Il y a vingt ans à Gênes, trois cent mille personnes se rassemblèrent.

Leur message : si cela continue, nous sommes condamnés. Si le pillage capitaliste des ressources physiques de la planète se poursuit, si l’exploitation effrénée des énergies nerveuses se poursuit, alors l’espèce humaine est condamnée.

Les puissants du monde nous ont fait taire avec violence, et au nom du profit ils ont continué à se préparer pour l’Holocauste final.

Maintenant c’est trop tard.

Le feu est imparable, et chaque année il est destiné à brûler plus largement.

La crue ne recule pas et chaque année elle est vouée à être plus tourbillonnante.

Peut-être qu’il y a vingt ans, il était possible d’arrêter l’apocalypse.

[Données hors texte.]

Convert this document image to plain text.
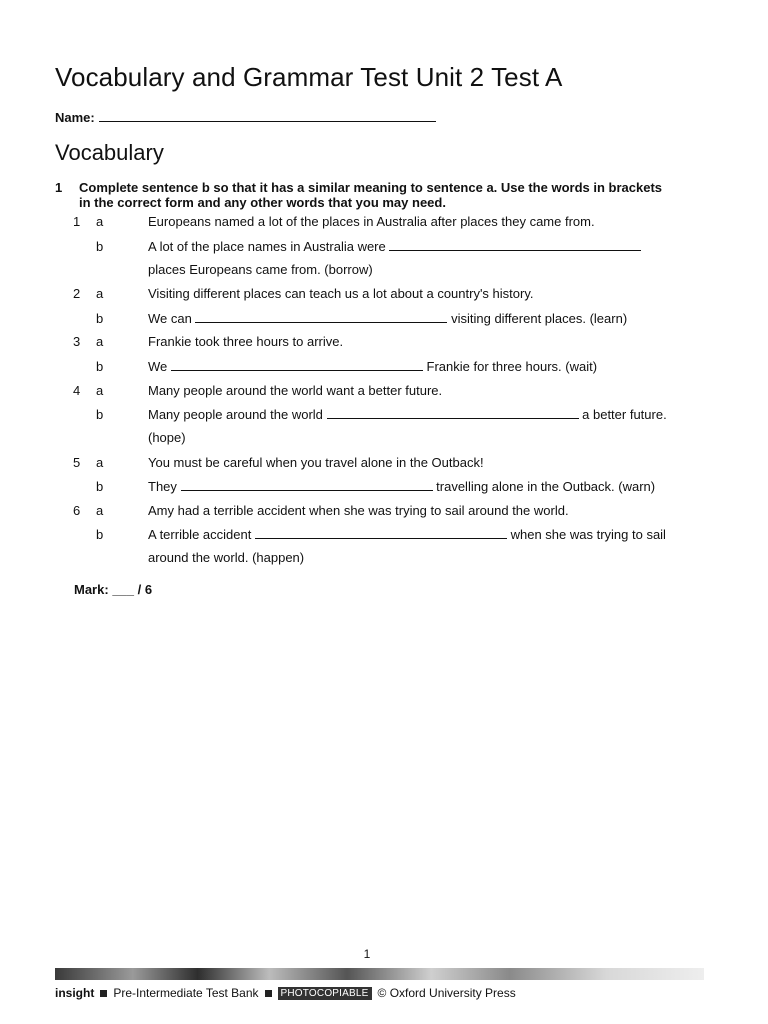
Vocabulary and Grammar Test Unit 2 Test A
Name:
Vocabulary
1 Complete sentence b so that it has a similar meaning to sentence a. Use the words in brackets in the correct form and any other words that you may need.
1 a	Europeans named a lot of the places in Australia after places they came from.
b	A lot of the place names in Australia were
places Europeans came from. (borrow)
2 a	Visiting different places can teach us a lot about a country's history.
b	We can	visiting different places. (learn)
3 a	Frankie took three hours to arrive.
b	We	Frankie for three hours. (wait)
4 a	Many people around the world want a better future.
b	Many people around the world	a better future.
(hope)
5 a	You must be careful when you travel alone in the Outback!
b	They	travelling alone in the Outback. (warn)
6 a	Amy had a terrible accident when she was trying to sail around the world.
b	A terrible accident	when she was trying to sail
around the world. (happen)
Mark: ___ / 6
1
insight Pre-Intermediate Test Bank	PHOTOCOPIABLE © Oxford University Press
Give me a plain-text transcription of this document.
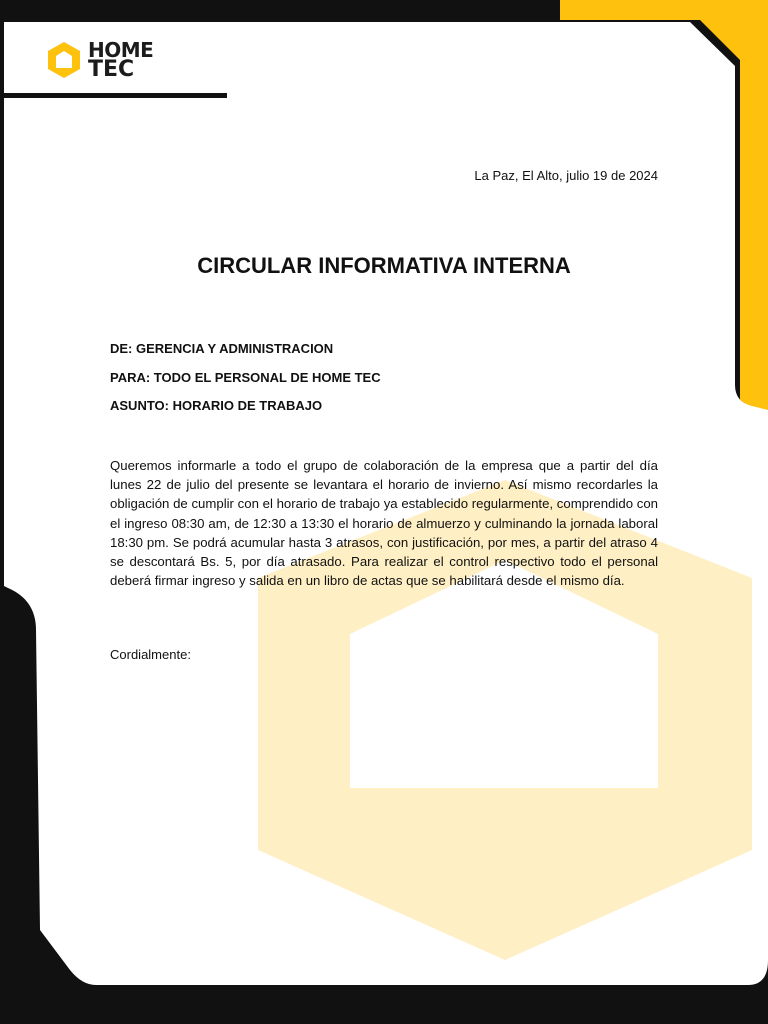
HOME
TEC
La Paz, El Alto, julio 19 de 2024
CIRCULAR INFORMATIVA INTERNA
DE: GERENCIA Y ADMINISTRACION
PARA: TODO EL PERSONAL DE HOME TEC
ASUNTO: HORARIO DE TRABAJO

Queremos informarle a todo el grupo de colaboración de la empresa que a partir del día lunes 22 de julio del presente se levantara el horario de invierno. Así mismo recordarles la obligación de cumplir con el horario de trabajo ya establecido regularmente, comprendido con el ingreso 08:30 am, de 12:30 a 13:30 el horario de almuerzo y culminando la jornada laboral 18:30 pm. Se podrá acumular hasta 3 atrasos, con justificación, por mes, a partir del atraso 4 se descontará Bs. 5, por día atrasado. Para realizar el control respectivo todo el personal deberá firmar ingreso y salida en un libro de actas que se habilitará desde el mismo día.

Cordialmente:
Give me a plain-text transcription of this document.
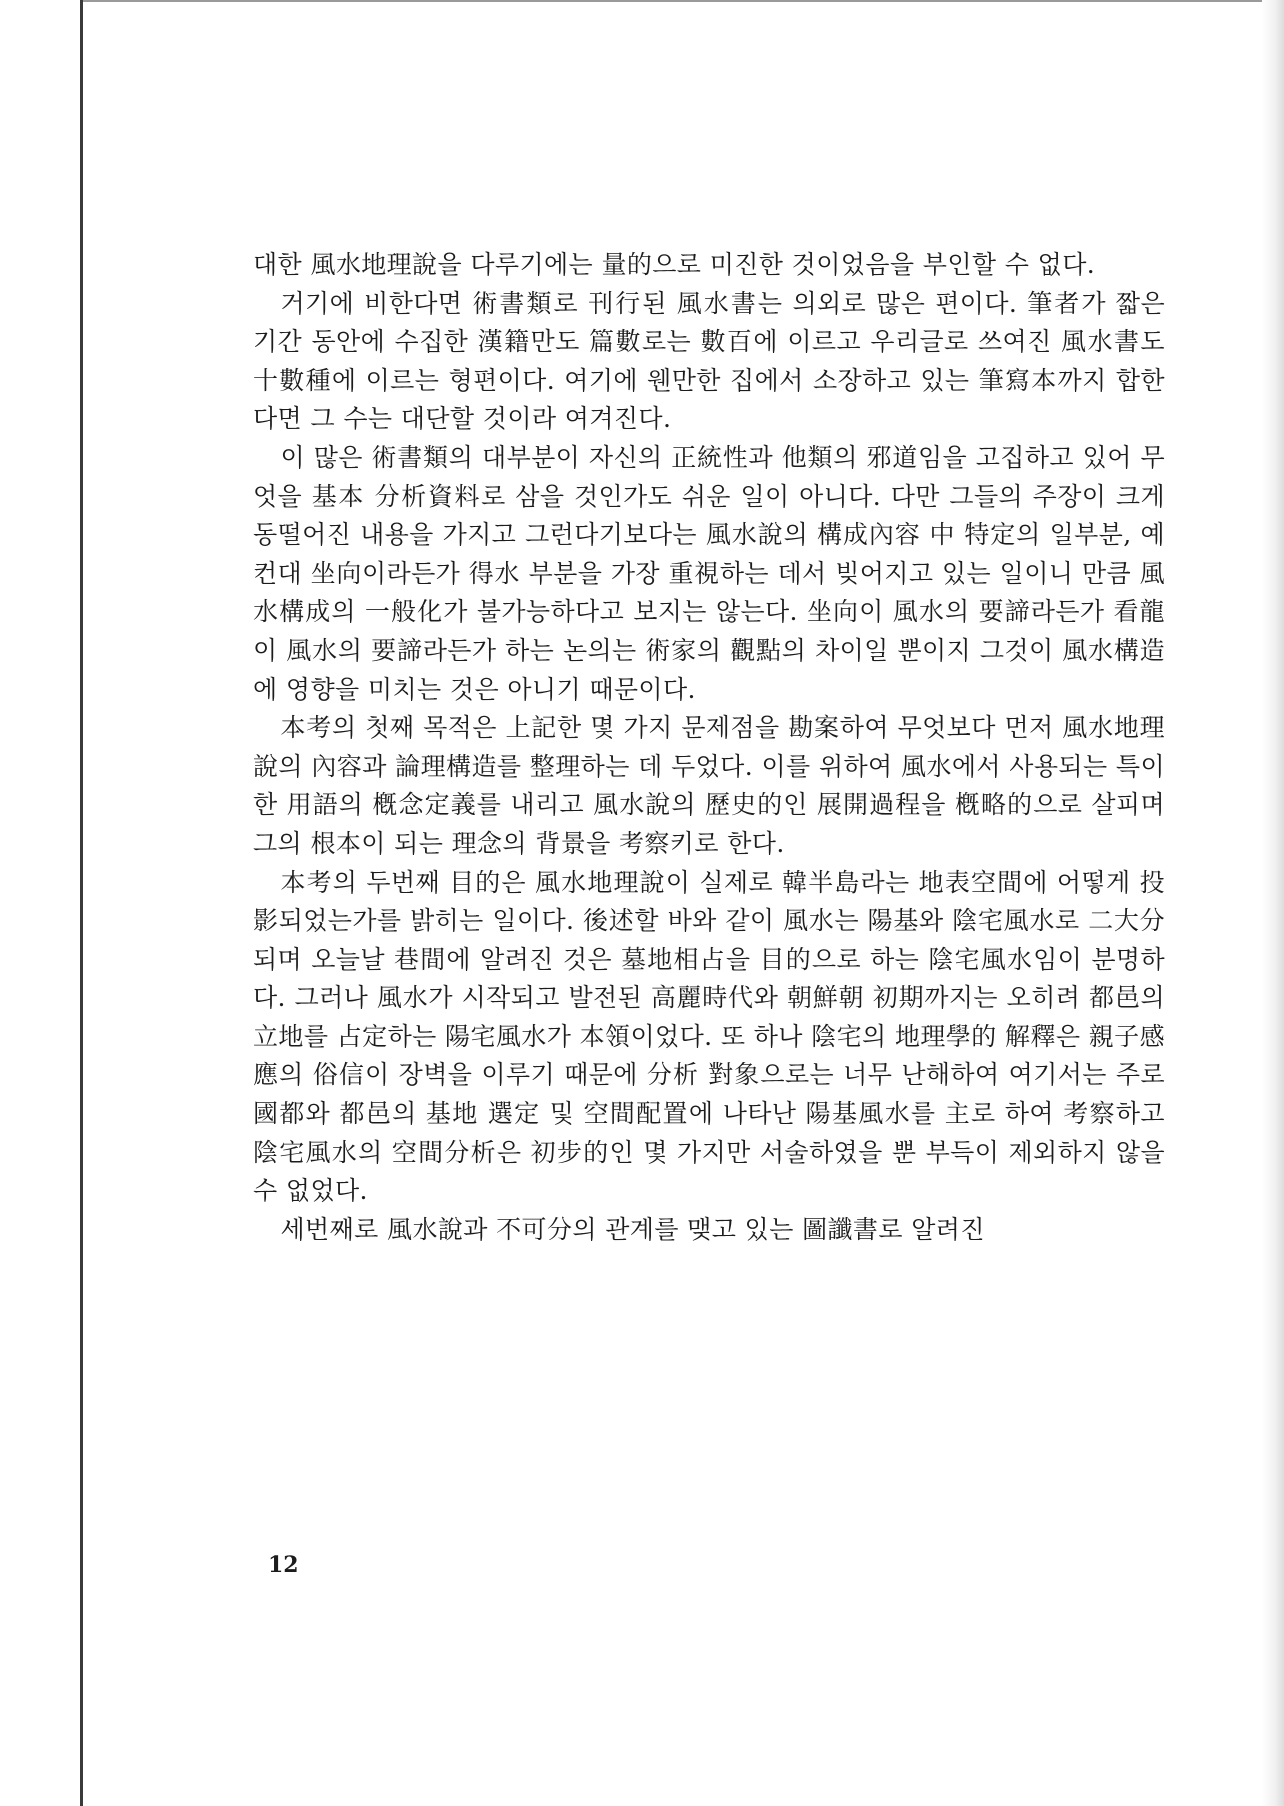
대한 風水地理說을 다루기에는 量的으로 미진한 것이었음을 부인할 수 없다.

거기에 비한다면 術書類로 刊行된 風水書는 의외로 많은 편이다. 筆者가 짧은 기간 동안에 수집한 漢籍만도 篇數로는 數百에 이르고 우리글로 쓰여진 風水書도 十數種에 이르는 형편이다. 여기에 웬만한 집에서 소장하고 있는 筆寫本까지 합한다면 그 수는 대단할 것이라 여겨진다.

이 많은 術書類의 대부분이 자신의 正統性과 他類의 邪道임을 고집하고 있어 무엇을 基本 分析資料로 삼을 것인가도 쉬운 일이 아니다. 다만 그들의 주장이 크게 동떨어진 내용을 가지고 그런다기보다는 風水說의 構成內容 中 特定의 일부분, 예컨대 坐向이라든가 得水 부분을 가장 重視하는 데서 빚어지고 있는 일이니 만큼 風水構成의 一般化가 불가능하다고 보지는 않는다. 坐向이 風水의 要諦라든가 看龍이 風水의 要諦라든가 하는 논의는 術家의 觀點의 차이일 뿐이지 그것이 風水構造에 영향을 미치는 것은 아니기 때문이다.

本考의 첫째 목적은 上記한 몇 가지 문제점을 勘案하여 무엇보다 먼저 風水地理說의 內容과 論理構造를 整理하는 데 두었다. 이를 위하여 風水에서 사용되는 특이한 用語의 槪念定義를 내리고 風水說의 歷史的인 展開過程을 槪略的으로 살피며 그의 根本이 되는 理念의 背景을 考察키로 한다.

本考의 두번째 目的은 風水地理說이 실제로 韓半島라는 地表空間에 어떻게 投影되었는가를 밝히는 일이다. 後述할 바와 같이 風水는 陽基와 陰宅風水로 二大分되며 오늘날 巷間에 알려진 것은 墓地相占을 目的으로 하는 陰宅風水임이 분명하다. 그러나 風水가 시작되고 발전된 高麗時代와 朝鮮朝 初期까지는 오히려 都邑의 立地를 占定하는 陽宅風水가 本領이었다. 또 하나 陰宅의 地理學的 解釋은 親子感應의 俗信이 장벽을 이루기 때문에 分析 對象으로는 너무 난해하여 여기서는 주로 國都와 都邑의 基地 選定 및 空間配置에 나타난 陽基風水를 主로 하여 考察하고 陰宅風水의 空間分析은 初步的인 몇 가지만 서술하였을 뿐 부득이 제외하지 않을 수 없었다.

세번째로 風水說과 不可分의 관계를 맺고 있는 圖讖書로 알려진

12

Maintenant, il est trop tard.

La Commission européenne promet qu’en 2035, nous passerons tous aux voitures électriques et que les émissions de carbone seront réduites d’ici 2050.

Ils ne savent pas, peut être que la forêt amazonienne, autrefois considérée comme le poumon de la planète, émet aujourd’hui plus de CO2 qu’elle n’en absorbe.

(https://www.sciencedaily.com/releases/2021/04/210430120343.htm)

Branson prépare des navettes pour quitter la terre. Laissez-le aller sur Mars à se faire foutre.

Nous restons ici : nous saluons la défaite de l’Occident, mais cela ne nous met pas de bonne humeur car nous sommes piégés dans le dôme abstrait capitaliste.

L’Occident a perdu la guerre contre l’Islam, mais nous ne pouvons pas nous en réjouir, car l’Islam est un règne de terreur et d’obscurantisme.

L’Occident va bientôt perdre la guerre contre la Chine mais nous ne pouvons pas nous en réjouir, puisque la Chine est l’Empire de l’Automate.

Nous resterons ici parce que nous n’avons aucun espoir, et cela nous rend invincibles.